Cartas marruecas/Carta XXXVIII

Carta XXXVIII

De Gazel a Ben-Beley

Uno de los defectos de la nación española, según el sentir de los demás europeos, es el orgullo. Si esto es así, es muy extraña la proporción en que este vicio se nota entre los españoles, pues crece según disminuye el carácter del sujeto, parecido en algo a lo que los físicos dicen haber hallado en el descenso de los graves hacia el centro: tendencia que crece mientras más baja el cuerpo que la contiene. El rey lava los pies a doce pobres en ciertos días del año, acompañado de sus hijos, con tanta humildad, que yo, sin entender el sentido religioso de esta ceremonia, cuando asistí a ella me llené de ternura y prorrumpí en lágrimas. Los magnates o nobles de primera jerarquía, aunque de cuando en cuando hablan de sus abuelos, se familiarizan hasta con sus ínfimos criados. Los nobles menos elevados hablan con más frecuencia de sus conexiones, entronques y enlaces. Los caballeros de las ciudades ya son algo pesados en punto de nobleza. Antes de visitar a un forastero o admitirle en sus casas, indagan quién fue su quinto abuelo, teniendo buen cuidado de no bajar un punto de esta etiqueta, aunque sea en favor de un magistrado del más alto mérito y ciencia, ni de un militar lleno de heridas y servicios. Lo más es que, aunque uno y otro forastero tengan un origen de los más ilustres, siempre se mira como tacha inexcusable el no haber nacido en la ciudad donde se halla de paso, pues se da por regla general que nobleza como ella no la hay en todo el reino.

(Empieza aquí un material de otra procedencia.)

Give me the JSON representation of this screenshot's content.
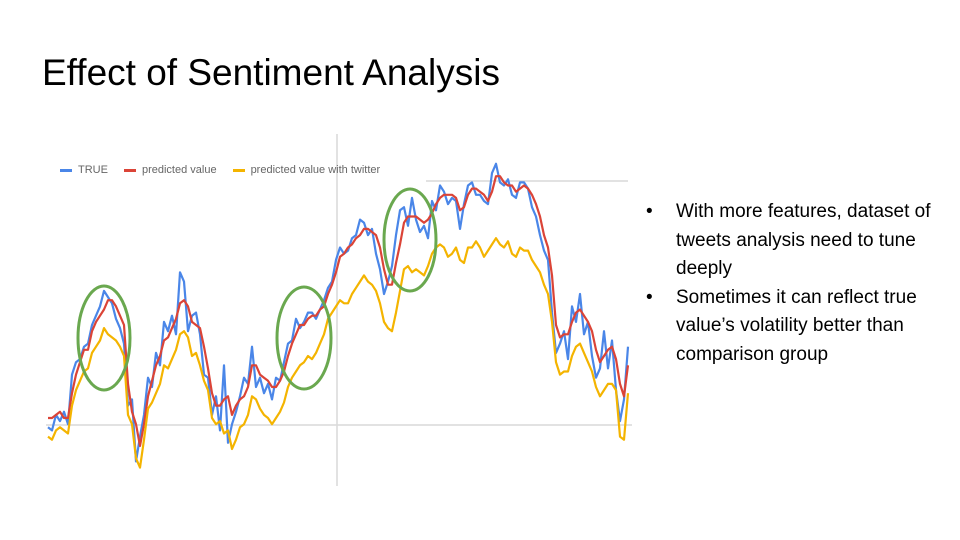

Todo lo dicho es poco en comparación de la vanidad de un hidalgo de aldea. Éste se pasea majestuosamente en la triste plaza de su pobre lugar, embozado en su mala capa, contemplando el escudo de armas que cubre la puerta de su casa medio caída, y dando gracias a la providencia divina de haberle hecho don Fulano de Tal. No se quitará el sombrero, aunque lo pudiera hacer sin embarazarse; no saludará al forastero que llega al mesón, aunque sea el general de la provincia o el presidente del primer tribunal de ella. Lo más que se digna hacer es preguntar si el forastero es de casa solar conocida al fuero de Castilla, qué escudo es el de sus armas, y si tiene parientes conocidos en aquellas cercanías. Pero lo que te ha de pasmar es el grado en que se halla este vicio en los pobres mendigos. Piden limosna; si se les niega con alguna aspereza, insultan al mismo a quien poco ha suplicaban. Hay un proverbio por acá que dice: «El alemán pide limosna cantando, el francés llorando y el español regañando».